En cualquier caso, repetimos que es factible en esta segunda instancia penal, en los supuestos de fallos condenatorios (no absolutorios), revisar y censurar la convicción contenida en la Sentencia sobre la eficacia probatoria de las declaraciones que las partes y testigos prestaron en la primera instancia, ya que existe una puerta abierta al análisis de tales manifestaciones que en muchos casos se centrarán en lo concerniente a aspectos relativos a la racionalidad del contenido de la prueba ajenos a la inmediación. El recurso de apelación constituye, conforme con los artículos 790 a 792 de la Ley de Enjuiciamiento Criminal , a los que se remite el artículo 976 del mismo cuerpo legal , un medio de impugnación ordinario a través del cual puede llevarse a cabo un nuevo enjuiciamiento del objeto del procedimiento. La posibilidad de visionar la grabación del plenario, como ha ocurrido en el presente caso, aunque ello no atribuya a esta tribunal una inmediación en el sentido técnico que es propio de la garantía inherente al derecho a un procedimiento con todas las garantías reconocido en el artículo 24 de la Constitución Española , tal como ha puesto de manifiesto su supremo intérprete en Sentencias como las de número 120/09 o 2/2010 , permite comprobar el contenido de las pruebas practicadas en unas condiciones extraordinariamente mejores que cuando, como hasta no hace mucho tiempo, se preveía legalmente sólo la extensión de un acta escrita del juicio oral por el secretario judicial.

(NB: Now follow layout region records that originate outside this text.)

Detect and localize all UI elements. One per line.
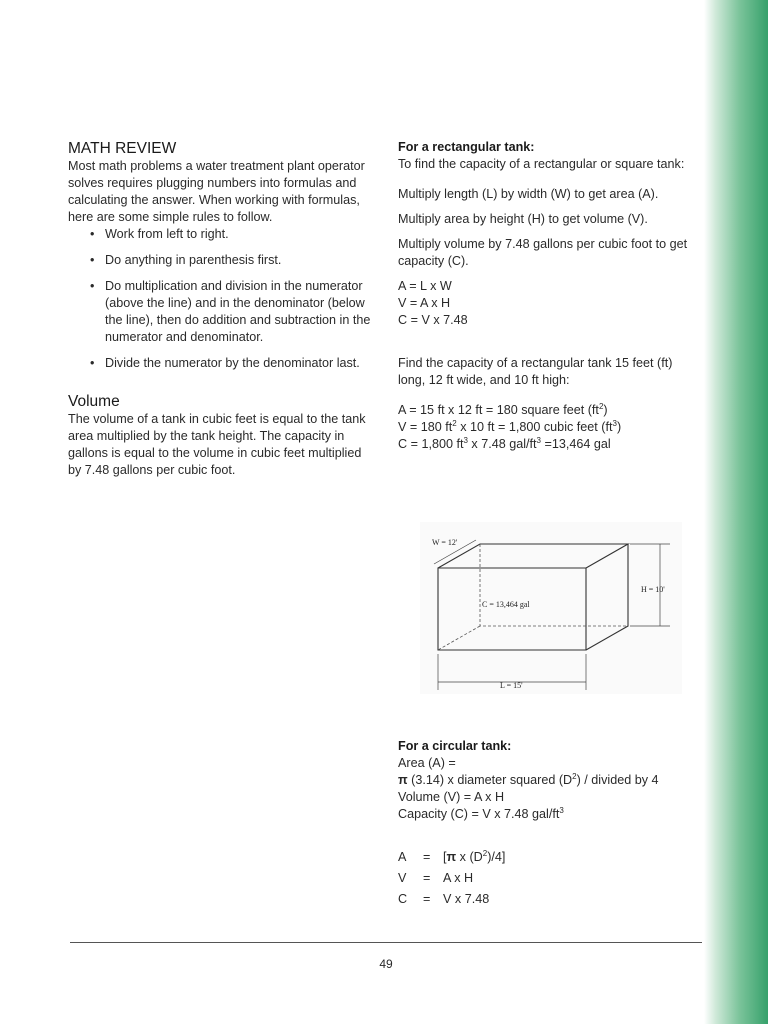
green-side-bar <box>704 0 768 1024</box>
rect-calc-area: A = 15 ft x 12 ft = 180 square feet $(ft^2)$ <box>398 401 608 417</box>
rect-formula-area: A = L x W <box>398 279 452 293</box>
volume-heading: Volume <box>68 393 120 410</box>
rect-step-1: Multiply length (L) by width (W) to get area (A). <box>398 187 659 201</box>
circ-capacity-line: Capacity (C) = V x 7.48 gal/$ft^3$ <box>398 805 564 821</box>
length-label: L = 15' <box>500 681 523 690</box>
circ-formulas: A = [π x $(D^2)/4$] V = A x H C = V x 7.48 <box>398 848 506 906</box>
rect-calc-volume: V = 180 $ft^2$ x 10 ft = 1,800 cubic feet $(ft^3)$ <box>398 418 622 434</box>
rect-formula-volume: V = A x H <box>398 296 451 310</box>
diagram-background <box>420 522 682 694</box>
math-review-heading: MATH REVIEW <box>68 140 177 157</box>
left-column <box>68 139 373 479</box>
rect-tank-intro: To find the capacity of a rectangular or square tank: <box>398 157 685 171</box>
rect-example: Find the capacity of a rectangular tank 15 feet (ft) long, 12 ft wide, and 10 ft high: <box>398 356 673 387</box>
height-label: H = 10' <box>641 585 665 594</box>
math-review-intro: Most math problems a water treatment plant operator solves requires plugging numbers into formulas and calculating the answer. When working with formulas, here are some simple rules to follow. <box>68 159 365 224</box>
width-label: W = 12' <box>432 538 458 547</box>
right-column <box>398 139 698 453</box>
list-item: • Do anything in parenthesis first. <box>90 253 282 267</box>
rect-formula-capacity: C = V x 7.48 <box>398 313 468 327</box>
rect-calc-capacity: C = 1,800 $ft^3$ x 7.48 gal/$ft^3 =13,464$ gal <box>398 435 611 451</box>
rect-step-2: Multiply area by height (H) to get volume (V). <box>398 212 648 226</box>
rect-step-3: Multiply volume by 7.48 gallons per cubic foot to get capacity (C). <box>398 237 688 268</box>
circ-area-formula: π (3.14) x diameter squared $(D^2)$ / divided by 4 <box>398 771 659 787</box>
footer-rule <box>70 942 702 943</box>
circ-volume-line: Volume (V) = A x H <box>398 790 505 804</box>
volume-text: The volume of a tank in cubic feet is equal to the tank area multiplied by the tank height. The capacity in gallons is equal to the volume in cubic feet multiplied by 7.48 gallons per cubic foot. <box>68 412 366 477</box>
circ-area-label: Area (A) = <box>398 756 456 770</box>
capacity-label: C = 13,464 gal <box>482 600 530 609</box>
list-item: • Do multiplication and division in the numerator (above the line) and in the denominator (below the line), then do addition and subtraction in the numerator and denominator. <box>90 279 371 344</box>
list-item: • Work from left to right. <box>90 227 229 241</box>
rect-tank-heading: For a rectangular tank: <box>398 140 535 154</box>
rectangular-tank-diagram <box>420 522 682 694</box>
page-number: 49 <box>379 957 393 971</box>
rules-list <box>68 226 373 372</box>
list-item: • Divide the numerator by the denominator last. <box>90 356 360 370</box>
circ-tank-heading: For a circular tank: <box>398 739 512 753</box>
circular-tank-section <box>398 738 698 908</box>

Puede concluirse que, si la prueba de instancia ha respetado los principios de constitucionalidad y legalidad ordinaria y su interpretación no llega a conclusiones notoriamente ilógicas o incongruentes por contrarias a las evidencias de su resultado, el Tribunalad quemno debe alterar las apreciaciones llevadas a cabo por el Juzgadora quoen la valoración de la misma pues una cosa es el derecho a la presunción de inocencia y otra distinta el derecho al acierto del Juez cuando interpreta la norma y valora la prueba. Dicho de otro modo, la función del Tribunal de alzada no puede entenderse, como de valoración 'ex novo' de las pruebas, pues careciendo de inmediación tal labor resulta imposible, sino comprensiva de un doble cometido: a) Del control de la efectiva existencia de prueba de cargo lícitamente aportada y practicada, esto es, de pruebas referidas a la perpetración del delito y la participación en él del inculpado, en términos generales. b) Del control de la suficiencia lógica de esas pruebas de cargo para desvirtuar el derecho a la presunción de inocencia y de la corrección de los razonamientos valorativos expuestos por el Juzgador en su sentencia. Las reacciones, el nerviosismo, la dinámica del gesto, del silencio, del tono de voz, de los mismos titubeos, vacilaciones y contradicciones, interacciones entre las partes, amén de otros datos esenciales, en orden a comprobar la credibilidad del sujeto compareciente ante el órgano judicial, como integrantes de la psicología del testimonio, son factores de los que sólo puede disponer el Juez o Magistrado que vive el desarrollo del juicio en instancia encontrándose en una situación óptima para valorar la prueba de la cual esta Sala no dispone por lo que se debe entender más justa dicha valoración, conforme a las Sentencias del Tribunal Supremo de fechas 15 de Febrero de 1990 , 6 de Junio de 1991 , 7 de Octubre 1992 y 3 de Diciembre de 1993 entre otras.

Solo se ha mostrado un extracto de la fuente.